C. Defendant's Request for Transfer Pursuant to Section 1404(a)
The question arises whether, even though New Jersey is a proper venue under 28 U.S.C. § 1391, the case should be transferred under 28 U.S.C. § 1404(a), as suggested in Defendants' brief. Section 1404(a) provides: "For the convenience of parties and witnesses, in the interest of justice, a district court may transfer any civil action to any other district or division where it might have been brought." The defendant, as the party seeking transfer under § 1404(a), has the burden of demonstrating that the plaintiff's choice of forum should be overcome due to the manifest inconvenience to the parties participating in this New Jersey litigation. See Jumara v. State Farm Ins. Co., 55 F.3d 873 (3d Cir. 1995). The defendant has made no such showing, indeed it is not addressed by brief or affidavit, nor is it apparent that transferring this case to Mr. Bloom's home forum in the Southern District of Florida would maximize the overall convenience of all parties. Mr. Bloom has retained able New Jersey counsel, and co-defendant Daniel Nicholas is alleged to be a New York resident. It makes eminent good sense that the case remain venued in New Jersey. The motion to transfer this case under Section 1404(a) will be denied.
III. CONCLUSION
This Court finds that because Mr. Bloom satisfies the minimum contacts standard, this Court can subject Mr. Bloom to personal jurisdiction in the District of New Jersey without offending due process or traditional notions of fair play and substantial justice. Defendant Bloom's motion to dismiss for lack of personal jurisdiction and proper venue pursuant to 12(b)(2) and 12(b)(3), Fed.R.Civ.P., will be denied. Since this Court has determined that Mr. Bloom is subject to personal jurisdiction in the District of New Jersey, that the property at issue is located entirely in New Jersey, and that a substantial portion of the events took place in New Jersey, Mr. Bloom's improper venue claim is without merit and will also be denied. Similarly, defendant's motion to transfer this case to the Southern District of Florida will be denied. The accompanying Order is entered.

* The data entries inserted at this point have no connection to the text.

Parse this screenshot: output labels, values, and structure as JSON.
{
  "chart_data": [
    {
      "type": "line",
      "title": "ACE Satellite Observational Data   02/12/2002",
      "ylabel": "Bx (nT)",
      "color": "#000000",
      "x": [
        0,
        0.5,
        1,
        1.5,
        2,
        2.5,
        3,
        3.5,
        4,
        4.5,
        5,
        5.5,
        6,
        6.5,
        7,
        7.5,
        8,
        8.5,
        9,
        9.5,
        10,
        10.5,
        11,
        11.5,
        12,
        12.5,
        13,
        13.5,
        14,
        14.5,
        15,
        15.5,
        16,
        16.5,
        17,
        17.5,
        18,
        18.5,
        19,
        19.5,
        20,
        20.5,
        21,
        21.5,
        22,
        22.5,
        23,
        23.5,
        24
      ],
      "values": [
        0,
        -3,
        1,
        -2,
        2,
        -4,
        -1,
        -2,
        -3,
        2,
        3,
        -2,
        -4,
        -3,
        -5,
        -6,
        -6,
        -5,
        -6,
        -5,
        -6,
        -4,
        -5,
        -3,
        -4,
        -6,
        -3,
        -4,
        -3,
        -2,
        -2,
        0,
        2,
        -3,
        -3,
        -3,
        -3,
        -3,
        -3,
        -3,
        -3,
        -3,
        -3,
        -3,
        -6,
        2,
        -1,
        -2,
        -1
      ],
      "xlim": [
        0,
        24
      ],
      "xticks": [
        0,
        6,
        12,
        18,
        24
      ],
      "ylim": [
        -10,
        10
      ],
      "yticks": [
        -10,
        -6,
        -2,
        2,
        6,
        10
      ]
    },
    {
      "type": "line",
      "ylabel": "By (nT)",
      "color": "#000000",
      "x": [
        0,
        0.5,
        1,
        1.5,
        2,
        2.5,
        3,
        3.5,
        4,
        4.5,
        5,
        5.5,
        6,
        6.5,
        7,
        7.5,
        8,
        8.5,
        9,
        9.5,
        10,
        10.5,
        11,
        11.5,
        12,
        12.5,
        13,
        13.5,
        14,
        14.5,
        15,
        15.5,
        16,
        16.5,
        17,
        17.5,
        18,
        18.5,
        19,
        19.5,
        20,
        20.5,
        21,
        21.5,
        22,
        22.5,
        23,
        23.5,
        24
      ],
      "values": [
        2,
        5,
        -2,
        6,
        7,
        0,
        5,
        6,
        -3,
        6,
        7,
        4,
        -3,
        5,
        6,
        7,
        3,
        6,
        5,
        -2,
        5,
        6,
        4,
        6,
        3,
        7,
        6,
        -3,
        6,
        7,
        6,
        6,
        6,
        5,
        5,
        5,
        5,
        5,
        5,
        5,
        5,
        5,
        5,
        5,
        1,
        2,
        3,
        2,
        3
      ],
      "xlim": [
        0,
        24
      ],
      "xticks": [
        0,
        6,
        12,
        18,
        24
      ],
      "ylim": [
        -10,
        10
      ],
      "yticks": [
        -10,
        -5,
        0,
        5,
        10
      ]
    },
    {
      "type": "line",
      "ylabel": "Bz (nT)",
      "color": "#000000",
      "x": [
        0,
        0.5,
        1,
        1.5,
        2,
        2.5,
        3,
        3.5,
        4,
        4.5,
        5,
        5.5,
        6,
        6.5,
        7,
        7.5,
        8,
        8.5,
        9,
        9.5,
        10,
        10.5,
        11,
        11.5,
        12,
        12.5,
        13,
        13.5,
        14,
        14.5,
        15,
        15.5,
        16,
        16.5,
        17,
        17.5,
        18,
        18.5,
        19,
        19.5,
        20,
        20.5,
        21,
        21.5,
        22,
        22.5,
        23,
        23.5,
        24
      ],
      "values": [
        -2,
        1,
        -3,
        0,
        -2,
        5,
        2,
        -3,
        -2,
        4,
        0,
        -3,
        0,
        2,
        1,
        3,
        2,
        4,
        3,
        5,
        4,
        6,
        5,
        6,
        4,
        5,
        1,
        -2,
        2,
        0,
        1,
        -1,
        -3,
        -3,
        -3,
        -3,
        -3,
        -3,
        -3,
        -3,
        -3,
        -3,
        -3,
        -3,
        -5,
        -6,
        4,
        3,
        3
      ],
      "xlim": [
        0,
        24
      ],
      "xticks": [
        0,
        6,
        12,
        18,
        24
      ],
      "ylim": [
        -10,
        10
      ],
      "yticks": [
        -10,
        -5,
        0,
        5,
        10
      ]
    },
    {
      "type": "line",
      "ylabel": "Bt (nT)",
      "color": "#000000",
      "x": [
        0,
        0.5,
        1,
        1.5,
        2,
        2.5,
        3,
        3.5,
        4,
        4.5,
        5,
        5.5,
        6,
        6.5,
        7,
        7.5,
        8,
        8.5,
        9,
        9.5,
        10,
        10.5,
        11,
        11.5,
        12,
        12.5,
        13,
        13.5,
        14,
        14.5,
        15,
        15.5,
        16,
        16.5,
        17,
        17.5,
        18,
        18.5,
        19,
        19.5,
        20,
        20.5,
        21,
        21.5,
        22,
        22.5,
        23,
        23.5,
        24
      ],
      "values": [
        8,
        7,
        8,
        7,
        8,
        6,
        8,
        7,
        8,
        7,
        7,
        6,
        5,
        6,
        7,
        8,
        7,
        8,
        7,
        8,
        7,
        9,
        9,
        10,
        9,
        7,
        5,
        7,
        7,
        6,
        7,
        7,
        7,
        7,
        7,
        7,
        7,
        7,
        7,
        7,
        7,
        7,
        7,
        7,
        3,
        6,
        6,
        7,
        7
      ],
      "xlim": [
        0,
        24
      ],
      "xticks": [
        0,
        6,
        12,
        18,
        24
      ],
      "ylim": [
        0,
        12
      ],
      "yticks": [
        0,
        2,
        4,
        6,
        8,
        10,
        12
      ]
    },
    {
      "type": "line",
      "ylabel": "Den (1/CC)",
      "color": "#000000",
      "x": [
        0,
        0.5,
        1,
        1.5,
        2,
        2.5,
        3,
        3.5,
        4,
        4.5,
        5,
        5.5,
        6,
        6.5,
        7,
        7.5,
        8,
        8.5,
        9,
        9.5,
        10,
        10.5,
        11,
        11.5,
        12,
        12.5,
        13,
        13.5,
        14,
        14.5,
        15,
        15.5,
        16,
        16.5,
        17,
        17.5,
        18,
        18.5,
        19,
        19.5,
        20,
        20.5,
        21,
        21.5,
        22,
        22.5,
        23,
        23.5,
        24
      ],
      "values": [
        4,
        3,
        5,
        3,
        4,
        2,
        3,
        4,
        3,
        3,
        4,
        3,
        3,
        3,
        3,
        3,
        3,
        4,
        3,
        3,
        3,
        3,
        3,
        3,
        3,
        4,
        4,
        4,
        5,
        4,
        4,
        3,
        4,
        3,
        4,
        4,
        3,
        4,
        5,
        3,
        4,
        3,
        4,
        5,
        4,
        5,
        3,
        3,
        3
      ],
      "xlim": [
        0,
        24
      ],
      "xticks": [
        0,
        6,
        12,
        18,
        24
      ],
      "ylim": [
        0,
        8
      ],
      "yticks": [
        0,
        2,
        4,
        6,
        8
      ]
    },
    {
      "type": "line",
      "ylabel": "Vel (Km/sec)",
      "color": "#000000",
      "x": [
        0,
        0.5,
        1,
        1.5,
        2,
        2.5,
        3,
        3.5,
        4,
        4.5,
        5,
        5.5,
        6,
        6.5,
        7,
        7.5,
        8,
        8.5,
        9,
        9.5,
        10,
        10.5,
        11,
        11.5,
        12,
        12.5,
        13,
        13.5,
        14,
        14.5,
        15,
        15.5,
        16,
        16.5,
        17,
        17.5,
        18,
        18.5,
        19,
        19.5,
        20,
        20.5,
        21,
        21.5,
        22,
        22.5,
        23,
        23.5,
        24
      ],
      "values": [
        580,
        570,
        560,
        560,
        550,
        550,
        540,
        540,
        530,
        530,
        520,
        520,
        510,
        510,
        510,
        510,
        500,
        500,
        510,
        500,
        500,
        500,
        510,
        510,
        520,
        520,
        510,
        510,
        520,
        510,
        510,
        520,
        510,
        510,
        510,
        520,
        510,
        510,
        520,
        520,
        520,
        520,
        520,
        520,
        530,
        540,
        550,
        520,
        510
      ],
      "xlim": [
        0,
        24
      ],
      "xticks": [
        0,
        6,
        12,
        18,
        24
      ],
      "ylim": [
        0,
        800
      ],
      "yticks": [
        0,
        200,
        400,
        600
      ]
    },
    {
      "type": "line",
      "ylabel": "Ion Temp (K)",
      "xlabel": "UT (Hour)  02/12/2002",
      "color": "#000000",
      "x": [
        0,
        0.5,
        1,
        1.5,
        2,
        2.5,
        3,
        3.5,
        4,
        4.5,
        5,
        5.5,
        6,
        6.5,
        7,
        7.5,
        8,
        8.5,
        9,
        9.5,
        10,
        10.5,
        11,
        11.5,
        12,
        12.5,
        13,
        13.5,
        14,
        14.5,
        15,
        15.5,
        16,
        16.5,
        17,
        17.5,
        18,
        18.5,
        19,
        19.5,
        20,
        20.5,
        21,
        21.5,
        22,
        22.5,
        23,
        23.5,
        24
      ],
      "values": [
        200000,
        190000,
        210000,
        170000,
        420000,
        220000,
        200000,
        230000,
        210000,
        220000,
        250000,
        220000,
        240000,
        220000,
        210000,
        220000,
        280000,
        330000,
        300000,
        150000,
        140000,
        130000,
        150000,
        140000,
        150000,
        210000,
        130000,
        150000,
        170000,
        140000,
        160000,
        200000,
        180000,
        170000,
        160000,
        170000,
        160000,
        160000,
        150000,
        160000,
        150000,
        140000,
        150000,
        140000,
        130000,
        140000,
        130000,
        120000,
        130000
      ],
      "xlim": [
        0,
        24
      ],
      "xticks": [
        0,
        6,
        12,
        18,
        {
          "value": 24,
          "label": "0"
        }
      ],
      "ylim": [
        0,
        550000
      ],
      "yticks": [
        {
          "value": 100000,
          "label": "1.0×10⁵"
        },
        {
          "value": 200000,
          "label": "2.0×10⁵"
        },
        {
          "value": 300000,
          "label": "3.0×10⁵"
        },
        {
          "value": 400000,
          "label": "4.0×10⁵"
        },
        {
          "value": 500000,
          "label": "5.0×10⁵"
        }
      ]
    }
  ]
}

This determination is made without reference to the disputed New Jersey forum selection clause in the contract Bloom denies having signed. Independent of such forum selection clause, it appears that New Jersey is the proper venue in any event. In the event, however, that discovery discloses Bloom's signature to have been a forgery and that other allegations of the Complaint upon which the Court relies in this opinion are false, defendant can ask the Court to revisit this issue.
ORDER
THIS MATTER having come before the Court on Defendant Ronald Bloom's Motion to Dismiss for Lack of Personal Jurisdiction and Improper Venue [Docket Item 11-1]; and the Court having considered both parties' submissions; and for reasons set forth in the Opinion of today's date;IT IS on this day of July, 2002, hereby ORDERED that Defendant's Motion to Dismiss be DENIED ; and
IT IS FURTHER ORDERED that Defendant's request to transfer this case to the Southern District of Florida be DENIED.